On 9/11/2001, we were attacked by radical Islamists who managed to kill 3,000 Americans in just a few hours. That led to our involvement in Afghanistan where the terrorists had been trained. President George W. Bush then decided to invade Iraq even though Saddam Hussein was not involved in the attack on 9/11. We lost over 4,000 soldiers in that war in an attempt to bring democracy to an Islamic state. Obama brought that war to a close in December 2011.
It is obvious that we have been involved in an endless cycle of wars, much of it due to an interventionist foreign policy. Ron Paul offers Americans a new foreign policy that would reduce our involvement in the affairs of other countries. While the neo-conservatives believe that America has a duty to spread democracy around the world at the expense of American lives and treasure, Ron Paul would change that policy. American lives are not to be sacrificed for the benefit of others who generally despise America.

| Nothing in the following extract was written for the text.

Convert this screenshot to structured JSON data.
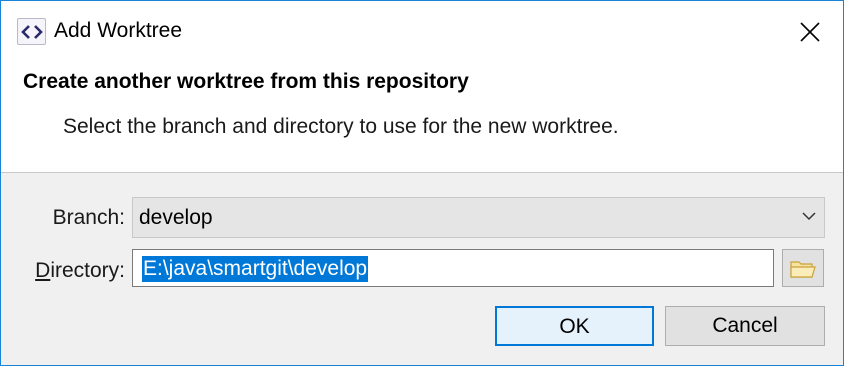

As for the threat that Iran poses against Israel, Paul believes that the Israelis are quite capable of taking care of themselves. They don’t need America telling them whether or not they can build apartments in Jerusalem or elsewhere. And they don’t need an American president telling them where they should locate their borders. And should a hostile Iran, armed with nuclear weapons, threaten us, there is no doubt that President Paul would know how to deal with that hypothetical situation. It will not be easy extricating ourselves from the complexity of our involvement in world affairs, but we must start somewhere, and Ron Paul would be the President to start the process.